(HOLLYWOOD, FLORIDA) – Valuations are still right for stock buyers, and long-term trends should give them substantial returns versus other asset classes like bonds and gold, said Jeremy Siegel, the Wharton finance professor who gave the closing presentation at the Pershing Insite 2010 conference on Friday, June 11.
"I feel like I'm the last optimist standing," joked Siegel at the start of his speech, which highlighted the outperformance of stocks since 1802.
Over the 1802 to 2009 period, stocks have averaged 6.6% annual returns versus 3.6% for bonds and 0.5% for gold, he noted.
"Gold is overvalued now like in 1981," Siegel said.
As for bonds, he reminded the audience of roughly 1,000 advisors that bonds produced negative returns from 1966 to 1981 of -4/2% on average, when there was low inflation (like today).
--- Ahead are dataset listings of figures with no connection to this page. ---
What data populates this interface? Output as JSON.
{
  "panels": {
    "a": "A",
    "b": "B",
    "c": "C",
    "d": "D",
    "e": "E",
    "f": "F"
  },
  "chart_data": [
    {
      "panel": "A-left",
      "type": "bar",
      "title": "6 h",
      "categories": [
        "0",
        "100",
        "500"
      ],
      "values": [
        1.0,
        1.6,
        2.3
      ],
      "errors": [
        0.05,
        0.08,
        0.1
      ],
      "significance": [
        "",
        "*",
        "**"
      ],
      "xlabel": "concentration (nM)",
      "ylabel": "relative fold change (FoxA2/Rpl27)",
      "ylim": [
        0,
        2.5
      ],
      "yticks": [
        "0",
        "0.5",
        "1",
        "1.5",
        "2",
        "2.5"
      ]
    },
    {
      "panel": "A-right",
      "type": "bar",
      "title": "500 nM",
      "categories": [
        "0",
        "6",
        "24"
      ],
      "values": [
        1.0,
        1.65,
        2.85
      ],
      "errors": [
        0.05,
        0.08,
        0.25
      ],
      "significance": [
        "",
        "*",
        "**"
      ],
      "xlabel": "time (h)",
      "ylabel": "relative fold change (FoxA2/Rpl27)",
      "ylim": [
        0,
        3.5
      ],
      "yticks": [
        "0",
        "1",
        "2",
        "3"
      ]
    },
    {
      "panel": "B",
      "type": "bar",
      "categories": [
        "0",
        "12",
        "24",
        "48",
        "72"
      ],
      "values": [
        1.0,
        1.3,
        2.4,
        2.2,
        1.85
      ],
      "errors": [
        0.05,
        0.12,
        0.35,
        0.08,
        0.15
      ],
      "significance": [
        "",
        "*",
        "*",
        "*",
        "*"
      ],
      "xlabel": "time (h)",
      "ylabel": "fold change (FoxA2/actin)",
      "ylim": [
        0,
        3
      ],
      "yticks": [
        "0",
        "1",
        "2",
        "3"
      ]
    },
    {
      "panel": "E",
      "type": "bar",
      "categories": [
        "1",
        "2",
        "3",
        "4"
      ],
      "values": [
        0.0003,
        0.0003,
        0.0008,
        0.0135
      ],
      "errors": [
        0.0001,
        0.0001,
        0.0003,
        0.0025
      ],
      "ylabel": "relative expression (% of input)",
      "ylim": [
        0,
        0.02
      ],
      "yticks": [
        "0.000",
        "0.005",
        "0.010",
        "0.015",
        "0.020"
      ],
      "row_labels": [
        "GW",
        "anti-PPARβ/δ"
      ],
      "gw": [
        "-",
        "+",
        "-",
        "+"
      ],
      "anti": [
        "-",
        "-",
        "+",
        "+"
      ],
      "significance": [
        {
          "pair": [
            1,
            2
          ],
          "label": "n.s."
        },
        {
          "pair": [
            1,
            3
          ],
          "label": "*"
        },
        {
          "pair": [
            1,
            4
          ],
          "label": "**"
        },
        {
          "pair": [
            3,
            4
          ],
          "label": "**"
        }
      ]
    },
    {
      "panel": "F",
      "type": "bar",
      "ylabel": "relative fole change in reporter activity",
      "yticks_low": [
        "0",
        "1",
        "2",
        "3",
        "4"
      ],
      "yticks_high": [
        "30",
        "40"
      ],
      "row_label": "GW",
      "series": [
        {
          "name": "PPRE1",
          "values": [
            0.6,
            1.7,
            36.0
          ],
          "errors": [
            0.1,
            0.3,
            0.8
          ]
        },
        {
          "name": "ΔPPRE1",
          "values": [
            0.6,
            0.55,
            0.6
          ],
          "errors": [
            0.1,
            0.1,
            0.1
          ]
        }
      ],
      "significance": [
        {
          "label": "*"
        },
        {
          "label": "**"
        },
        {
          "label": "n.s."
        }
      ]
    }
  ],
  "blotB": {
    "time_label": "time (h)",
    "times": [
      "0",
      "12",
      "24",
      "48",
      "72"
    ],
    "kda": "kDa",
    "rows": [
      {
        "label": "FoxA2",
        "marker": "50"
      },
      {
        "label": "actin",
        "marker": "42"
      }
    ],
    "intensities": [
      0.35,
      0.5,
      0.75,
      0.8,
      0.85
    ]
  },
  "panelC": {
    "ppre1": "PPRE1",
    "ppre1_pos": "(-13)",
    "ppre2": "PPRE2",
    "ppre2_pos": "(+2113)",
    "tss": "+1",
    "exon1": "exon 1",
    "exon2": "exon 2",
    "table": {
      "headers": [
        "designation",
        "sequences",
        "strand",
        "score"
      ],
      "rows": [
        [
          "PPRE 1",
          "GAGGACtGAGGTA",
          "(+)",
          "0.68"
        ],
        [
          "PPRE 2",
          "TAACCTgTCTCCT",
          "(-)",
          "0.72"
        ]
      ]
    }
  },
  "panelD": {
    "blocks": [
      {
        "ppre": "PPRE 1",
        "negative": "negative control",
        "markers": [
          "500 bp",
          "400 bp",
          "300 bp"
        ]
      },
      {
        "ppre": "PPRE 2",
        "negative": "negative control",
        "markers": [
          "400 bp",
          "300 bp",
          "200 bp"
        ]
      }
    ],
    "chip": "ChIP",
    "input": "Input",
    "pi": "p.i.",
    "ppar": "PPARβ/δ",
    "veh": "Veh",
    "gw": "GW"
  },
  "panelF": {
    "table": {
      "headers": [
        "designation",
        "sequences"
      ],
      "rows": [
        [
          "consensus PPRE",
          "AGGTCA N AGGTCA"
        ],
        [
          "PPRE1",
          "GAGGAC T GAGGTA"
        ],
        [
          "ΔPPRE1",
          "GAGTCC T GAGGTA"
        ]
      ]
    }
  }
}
While he acknowledged that the best buy point in recent times was in March 2009, he said the S&P 500 is still below its historical trend line. "We are under 1,100," Siegel said.
The finance expert stressed that global stocks also have performed well in the past 110 years, with 6% real returns on average during that time. "Yes, the story is the same globally," he noted.
Siegel explained that price-to-equity ratios should remain in the double digits, because rates for Treasury bonds are not expected to return to the double-digit levels of the late 1970s and early 1980s. "Today, the yields are nothing like that," he said.